Supplementary Figure 2

Gating strategy for analysis of tumor-infiltrating immune cells. (A) Gating strategy for tumor-infiltrating lymphocytes. Lymphocytes were gated based on forward scatter/side scatter plot and further gated for CD4⁺ T cells (CD45⁺ TCRβ⁺ CD4⁺), CD8⁺ T cells (CD45⁺ TCRβ⁺ CD8⁺), NK cells (CD45⁺ NK1.1⁺ TCRβ⁻) and regulatory T cells (CD45⁺ TCRβ⁺ CD4⁺ Foxp3⁺). (B) Gating strategy for myeloid cells in tumors.
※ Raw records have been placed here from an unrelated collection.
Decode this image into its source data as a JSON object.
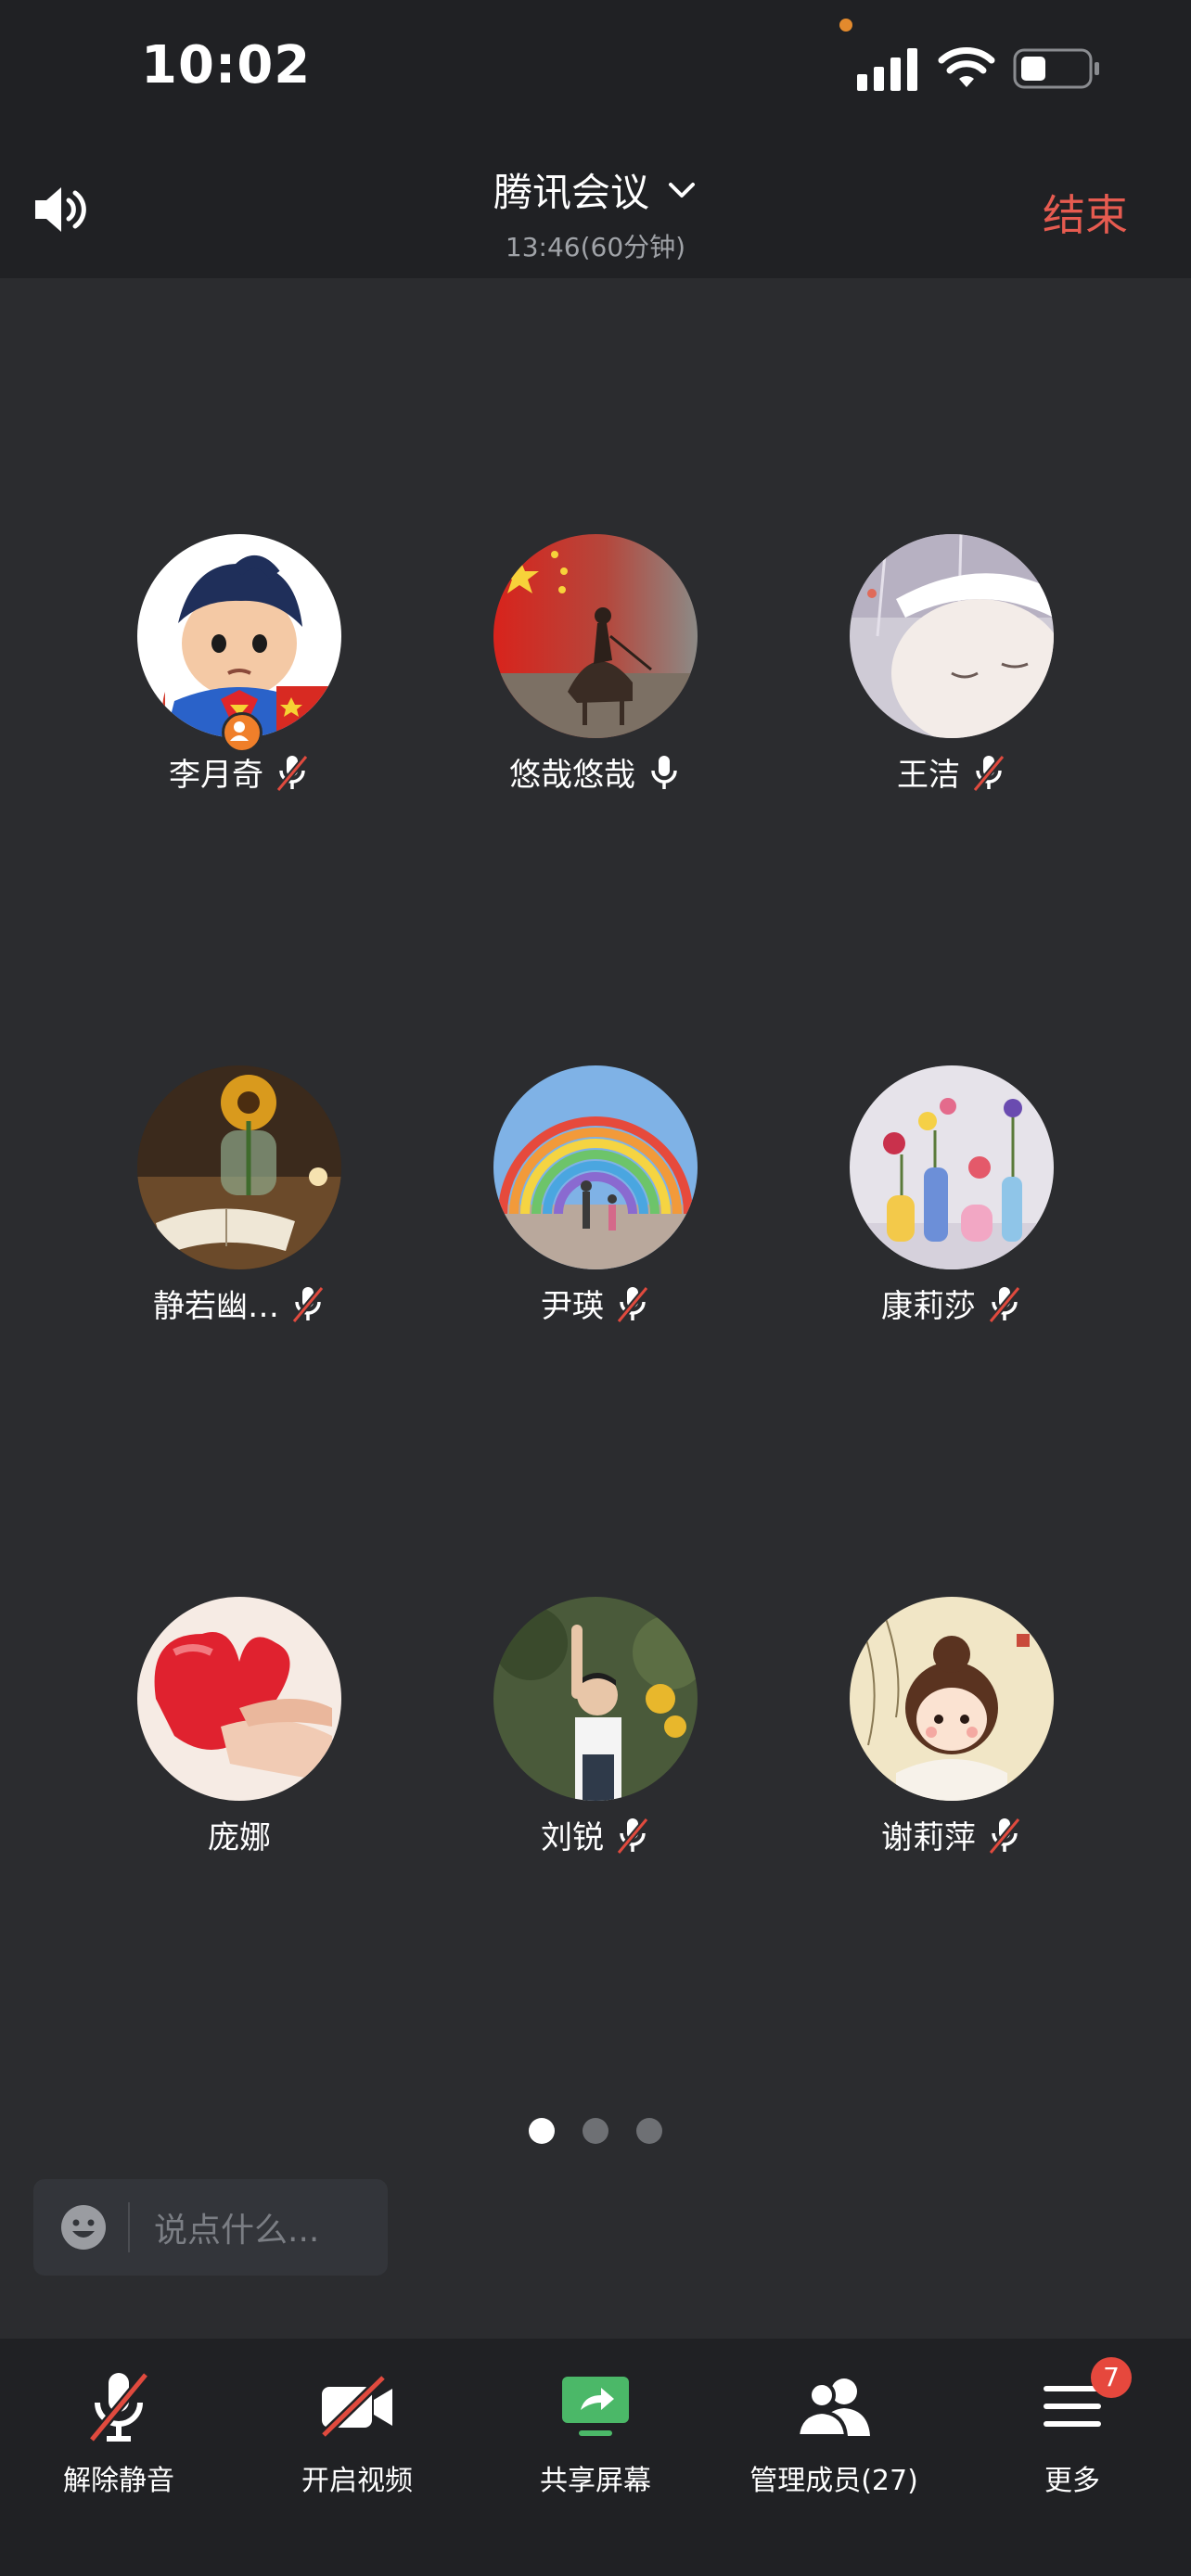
{
  "status_bar": {
    "time": "10:02"
  },
  "header": {
    "title": "腾讯会议",
    "subtitle": "13:46(60分钟)",
    "end_label": "结束"
  },
  "participants": [
    {
      "name": "李月奇",
      "mic": "muted",
      "host": true
    },
    {
      "name": "悠哉悠哉",
      "mic": "on",
      "host": false
    },
    {
      "name": "王洁",
      "mic": "muted",
      "host": false
    },
    {
      "name": "静若幽…",
      "mic": "muted",
      "host": false
    },
    {
      "name": "尹瑛",
      "mic": "muted",
      "host": false
    },
    {
      "name": "康莉莎",
      "mic": "muted",
      "host": false
    },
    {
      "name": "庞娜",
      "mic": "none",
      "host": false
    },
    {
      "name": "刘锐",
      "mic": "muted",
      "host": false
    },
    {
      "name": "谢莉萍",
      "mic": "muted",
      "host": false
    }
  ],
  "pager": {
    "pages": 3,
    "active": 1
  },
  "chat": {
    "placeholder": "说点什么..."
  },
  "toolbar": {
    "unmute_label": "解除静音",
    "video_label": "开启视频",
    "share_label": "共享屏幕",
    "members_label": "管理成员(27)",
    "more_label": "更多",
    "more_badge": "7"
  },
  "colors": {
    "end": "#e65b50",
    "share_green": "#4bb868",
    "badge_red": "#e6483d",
    "host_orange": "#f07f2a"
  }
}
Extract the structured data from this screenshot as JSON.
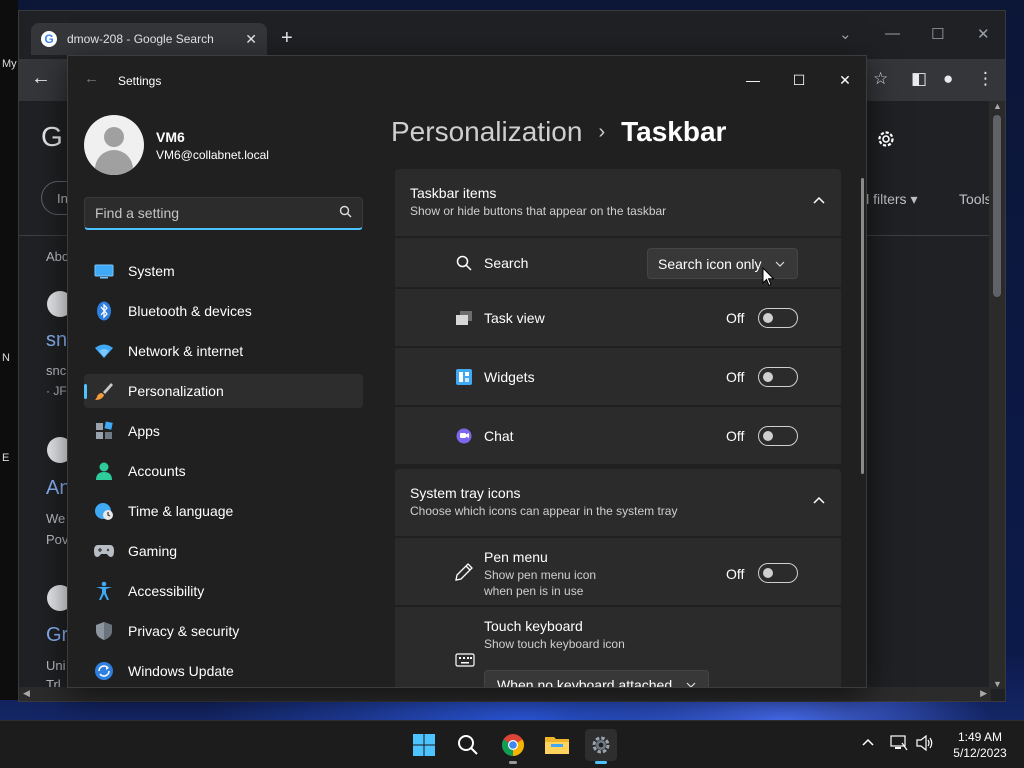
{
  "browser": {
    "tab_title": "dmow-208 - Google Search",
    "favicon_letter": "G",
    "newtab_glyph": "+",
    "close_glyph": "✕",
    "back_glyph": "←",
    "bookmark_label": "My",
    "page_bits": {
      "logo_fragment": "G",
      "chip_fragment": "In",
      "about_fragment": "Abo",
      "result1_title": "sn",
      "result1_line1": "snc",
      "result1_line2": "· JF",
      "result2_title": "An",
      "result2_line1": "We",
      "result2_line2": "Pov",
      "result3_title": "Gr",
      "result3_line1": "Uni",
      "result3_line2": "Trl",
      "all_filters": "ll filters",
      "tools": "Tools"
    },
    "left_edge_text": [
      "N",
      "E"
    ]
  },
  "settings": {
    "window_title": "Settings",
    "profile": {
      "name": "VM6",
      "email": "VM6@collabnet.local"
    },
    "search": {
      "placeholder": "Find a setting"
    },
    "nav_items": [
      {
        "label": "System",
        "icon": "monitor-icon"
      },
      {
        "label": "Bluetooth & devices",
        "icon": "bluetooth-icon"
      },
      {
        "label": "Network & internet",
        "icon": "wifi-icon"
      },
      {
        "label": "Personalization",
        "icon": "brush-icon",
        "selected": true
      },
      {
        "label": "Apps",
        "icon": "apps-icon"
      },
      {
        "label": "Accounts",
        "icon": "person-icon"
      },
      {
        "label": "Time & language",
        "icon": "globe-clock-icon"
      },
      {
        "label": "Gaming",
        "icon": "gamepad-icon"
      },
      {
        "label": "Accessibility",
        "icon": "accessibility-icon"
      },
      {
        "label": "Privacy & security",
        "icon": "shield-icon"
      },
      {
        "label": "Windows Update",
        "icon": "update-icon"
      }
    ],
    "breadcrumb": {
      "parent": "Personalization",
      "separator": "›",
      "current": "Taskbar"
    },
    "taskbar_items": {
      "title": "Taskbar items",
      "subtitle": "Show or hide buttons that appear on the taskbar",
      "rows": [
        {
          "label": "Search",
          "control": "dropdown",
          "value": "Search icon only"
        },
        {
          "label": "Task view",
          "state": "Off"
        },
        {
          "label": "Widgets",
          "state": "Off"
        },
        {
          "label": "Chat",
          "state": "Off"
        }
      ]
    },
    "system_tray": {
      "title": "System tray icons",
      "subtitle": "Choose which icons can appear in the system tray",
      "pen_menu": {
        "label": "Pen menu",
        "sub1": "Show pen menu icon",
        "sub2": "when pen is in use",
        "state": "Off"
      },
      "touch_keyboard": {
        "label": "Touch keyboard",
        "sub": "Show touch keyboard icon",
        "dropdown": "When no keyboard attached"
      }
    }
  },
  "taskbar": {
    "time": "1:49 AM",
    "date": "5/12/2023"
  },
  "colors": {
    "accent": "#4cc2ff",
    "settings_bg": "#202020",
    "card_bg": "#2b2b2b"
  }
}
Among CD45⁺ cells, eosinophil (CD45⁺ CD11b⁺ Siglec-F⁺), TAM (CD45⁺ CD11b⁺ F4/80⁺), M1 TAM (CD45⁺ CD11b⁺ F4/80⁺ MHC-II^high CD206^low), M2 TAM (CD45⁺ CD11b⁺ F4/80⁺ MHC-II^low CD206^high), PMN-MDSC (CD45⁺ CD11b⁺ F4/80⁻ Ly6G⁺ Ly6C^med) and M-MDSC (CD45⁺ CD11b⁺ F4/80⁻ Ly6G⁻ Ly6C^high) were analyzed using flow cytometry.

Supplementary Figure 3

Profiles of tumor-infiltrating immune cells in tumor-bearing mice. (A-D) Control or Peli1-mKO mice were subcutaneously injected with B16F10 melanoma. Sixteen days after tumor inoculation, tumor was excised from mice that were sacrificed. (A) Tumor-infiltrating CD4⁺ T cells, CD8⁺ T cells, NK cells and Tregs were analyzed using flow cytometry. (B) M-MDSC, PMN-MDSC and eosinophils were analyzed using flow cytometry. (C) IL-10 production in Tregs, M-MDSC and PMN-MDSC were analyzed by intracellular staining of IL-10. (D) Tumor-infiltrating lymphocytes were assessed for intracellular IFN-γ production in CD4⁺ T and CD8⁺ T cells. (E-G) Control or Peli1-mKO mice were subcutaneously injected with EL-4 cells. (E) Tumor growth was measured every 2–3 days. (F) Fourteen days after tumor inoculation, tumors in mice were excised and weighed. (G) TAM, M1 TAM and M2 TAM were analyzed by flow cytometry. All data were representative of 3 independent experiments and presented as means±SEMs (n=6 in A-C, n=5 in D, and n=8 in E-G).